Saturday, November 26, 2011

iArt

Talk to Me at the Museum of Modern Art
           It is my opinion that technology becomes both more ridiculous and more amazing through the years of its development.
           Ridiculous because it has achieved heights that long ago would have seemed both impossible and useless—like the Mumbling Hat, on display at the Museum of Modern Art’s Talk To Me. The Mumbling Hat, through its blue felt ear protectors, literally scans the fluctuations of your brain waves and transmits aurally to your ear exactly what you’re thinking.  Even if you already know.
           Amazing because it is astounding to the extent to which designers and engineers are willing to go to make our lives both easier and more interesting—like EyeWriter, a software system allowing the fully paralyzed to—you guessed it—write or even create graffiti with only their eyes and the program’s fully automated laser pointer.

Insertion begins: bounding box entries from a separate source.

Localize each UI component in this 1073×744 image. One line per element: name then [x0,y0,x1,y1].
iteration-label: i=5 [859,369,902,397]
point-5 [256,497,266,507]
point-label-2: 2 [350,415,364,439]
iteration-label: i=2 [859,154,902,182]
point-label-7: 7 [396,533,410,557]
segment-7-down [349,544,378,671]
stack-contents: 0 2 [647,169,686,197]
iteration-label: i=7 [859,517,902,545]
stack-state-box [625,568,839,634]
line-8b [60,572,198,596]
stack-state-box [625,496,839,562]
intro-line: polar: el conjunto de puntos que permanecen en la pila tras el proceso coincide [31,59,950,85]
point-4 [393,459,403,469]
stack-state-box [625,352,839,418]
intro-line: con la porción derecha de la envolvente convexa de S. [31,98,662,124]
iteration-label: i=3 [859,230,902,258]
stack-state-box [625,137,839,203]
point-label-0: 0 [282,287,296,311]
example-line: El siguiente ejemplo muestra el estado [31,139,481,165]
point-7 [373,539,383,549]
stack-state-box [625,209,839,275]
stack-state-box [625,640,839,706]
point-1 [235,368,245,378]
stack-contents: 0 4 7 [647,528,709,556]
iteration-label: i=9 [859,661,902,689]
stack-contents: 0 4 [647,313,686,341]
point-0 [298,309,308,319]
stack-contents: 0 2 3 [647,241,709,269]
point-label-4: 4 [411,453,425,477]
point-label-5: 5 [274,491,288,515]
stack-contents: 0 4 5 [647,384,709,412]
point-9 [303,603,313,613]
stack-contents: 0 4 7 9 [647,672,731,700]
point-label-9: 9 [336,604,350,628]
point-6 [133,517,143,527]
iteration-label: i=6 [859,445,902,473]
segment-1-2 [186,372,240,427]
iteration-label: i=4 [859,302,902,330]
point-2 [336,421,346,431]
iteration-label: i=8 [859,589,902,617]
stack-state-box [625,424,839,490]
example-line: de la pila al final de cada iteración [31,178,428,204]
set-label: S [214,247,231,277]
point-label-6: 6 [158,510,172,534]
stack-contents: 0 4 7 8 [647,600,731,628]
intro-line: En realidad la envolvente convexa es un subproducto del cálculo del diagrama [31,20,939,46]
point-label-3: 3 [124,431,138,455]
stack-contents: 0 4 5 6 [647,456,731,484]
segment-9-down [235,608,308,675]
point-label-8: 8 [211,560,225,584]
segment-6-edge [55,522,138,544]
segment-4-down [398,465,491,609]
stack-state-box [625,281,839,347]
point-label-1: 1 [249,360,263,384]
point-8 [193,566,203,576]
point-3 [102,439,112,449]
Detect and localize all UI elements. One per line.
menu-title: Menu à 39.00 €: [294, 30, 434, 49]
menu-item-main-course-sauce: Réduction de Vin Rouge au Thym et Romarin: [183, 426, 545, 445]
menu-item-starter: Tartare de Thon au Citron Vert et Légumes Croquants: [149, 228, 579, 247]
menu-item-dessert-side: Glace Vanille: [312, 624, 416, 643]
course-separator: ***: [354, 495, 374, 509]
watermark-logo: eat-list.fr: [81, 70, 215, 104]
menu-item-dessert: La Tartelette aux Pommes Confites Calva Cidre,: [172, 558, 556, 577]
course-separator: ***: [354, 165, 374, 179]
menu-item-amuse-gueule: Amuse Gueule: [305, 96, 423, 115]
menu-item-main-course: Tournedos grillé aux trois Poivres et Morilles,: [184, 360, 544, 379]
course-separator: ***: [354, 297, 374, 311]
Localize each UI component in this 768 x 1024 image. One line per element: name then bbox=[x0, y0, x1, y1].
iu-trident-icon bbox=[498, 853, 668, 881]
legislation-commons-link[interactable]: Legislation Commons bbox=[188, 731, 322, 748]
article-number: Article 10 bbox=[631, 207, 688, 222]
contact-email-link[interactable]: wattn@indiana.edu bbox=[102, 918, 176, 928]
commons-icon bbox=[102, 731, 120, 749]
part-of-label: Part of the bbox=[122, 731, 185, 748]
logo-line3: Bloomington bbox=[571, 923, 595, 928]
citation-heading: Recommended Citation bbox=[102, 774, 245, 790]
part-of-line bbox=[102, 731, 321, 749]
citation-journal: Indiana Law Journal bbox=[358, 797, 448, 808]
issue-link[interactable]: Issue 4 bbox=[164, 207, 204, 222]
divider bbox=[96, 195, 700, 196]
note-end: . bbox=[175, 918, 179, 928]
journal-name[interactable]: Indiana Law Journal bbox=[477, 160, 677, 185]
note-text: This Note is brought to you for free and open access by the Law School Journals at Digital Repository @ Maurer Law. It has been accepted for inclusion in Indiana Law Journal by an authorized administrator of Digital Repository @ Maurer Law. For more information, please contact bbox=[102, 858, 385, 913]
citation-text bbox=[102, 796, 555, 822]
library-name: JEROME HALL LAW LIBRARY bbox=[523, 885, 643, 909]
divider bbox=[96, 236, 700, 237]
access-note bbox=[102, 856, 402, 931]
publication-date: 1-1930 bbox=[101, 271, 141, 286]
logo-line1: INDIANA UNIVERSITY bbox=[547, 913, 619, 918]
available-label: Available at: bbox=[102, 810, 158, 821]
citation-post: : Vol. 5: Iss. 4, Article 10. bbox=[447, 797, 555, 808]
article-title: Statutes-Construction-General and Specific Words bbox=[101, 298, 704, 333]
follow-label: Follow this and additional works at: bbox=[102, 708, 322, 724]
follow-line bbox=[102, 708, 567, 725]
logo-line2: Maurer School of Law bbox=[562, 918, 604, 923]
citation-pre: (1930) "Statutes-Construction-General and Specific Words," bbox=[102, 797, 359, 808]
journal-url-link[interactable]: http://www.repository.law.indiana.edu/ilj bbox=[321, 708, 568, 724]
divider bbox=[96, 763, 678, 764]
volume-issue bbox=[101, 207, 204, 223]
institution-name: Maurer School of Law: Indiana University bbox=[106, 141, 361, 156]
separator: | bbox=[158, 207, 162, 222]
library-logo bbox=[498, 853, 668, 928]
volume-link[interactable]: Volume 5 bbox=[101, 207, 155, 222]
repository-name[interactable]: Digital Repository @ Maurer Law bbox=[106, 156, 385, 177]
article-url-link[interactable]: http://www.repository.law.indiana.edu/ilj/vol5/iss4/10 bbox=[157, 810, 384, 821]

           Technology is what separates our own breed of animal from the rest, in giving us tools to combat the problems in our lives.  Nowhere is this process both so evident (or not) than in the cheerfully decorated interiors of Talk to Me.  Ranging from the mundane (a poster showing what strokes should be performed in the act of brushing one’s teeth) to the insane (a negatively stimulating metal chastity belt of sorts that mimics both the pain and bleeding of the menstrual period for any male or menopausal who wishes to try it out), technology is what brings us together from all corners of the world as a people.  In a way, we’re all like children, crowding together on common ground to exclaim, “Look what I got!” accompanied by friends’ sighs of jealousy.This is why Talk to Me makes so much sense.  Not everyone can relate to art (though even the green-tinted Warhol’s Flowers in MoMA’s entryway is greatly beautiful), but in this rapidly changing world, everyone of every age who can relate personally to technology and carries a ready smartphone in his or her hand would be remiss in skipping this exhibit.
           One of the most amazing things about Talk to Me is that it's almost a living breathing creature in its technological abundance, responding visibly to the visitor pleasantly holding up an iPhone or the less favorable (at least to this reporter) Android.  For one, take an amused look at the exhibit’s entry guardian—a red, cubical, lovable scamp by the brilliantly clever name of Talking Carl.  Carl sports a touch screen next to his enormous projection that allows control over his annoyance or satisfaction levels, but it doesn’t always function well.  Anyway, the most pleasing experience is to download Carl’s app onto your iPhone or iPad and poke him repeatedly in the eye on your personal handheld. 
           Then view with regret the QR codes under each object, which can be scanned from the lowliest iPhone 3GS to reveal a cornucopia of additional, easily accessible information about this new, revolutionary invention.  For the smartphone-less, the exhibit slowly devolves into one mass of moving metal after another until one is desperate for interactivity.  (To be fair, there is much of this for which no phone at all is necessary in the exhibit.)
           Admittedly, as a member of Generation Y, I have long ceased to be impressed by any object of technology that does not offer me godlike powers, so I confess to being unfair.  For those of you not so cold, just the sight of such amazing work from geniuses all over the world will be sure to induce gasps—or perhaps laughter.  I’d like to finish with this observation.  Among all the incredible advances of this century, in the middle of the exhibit lies an ordinary, functioning, peaceful MetroCard Vending Machine.  And if that doesn’t unite the last two or three generations into one cooperative group of techies, I don’t know what will.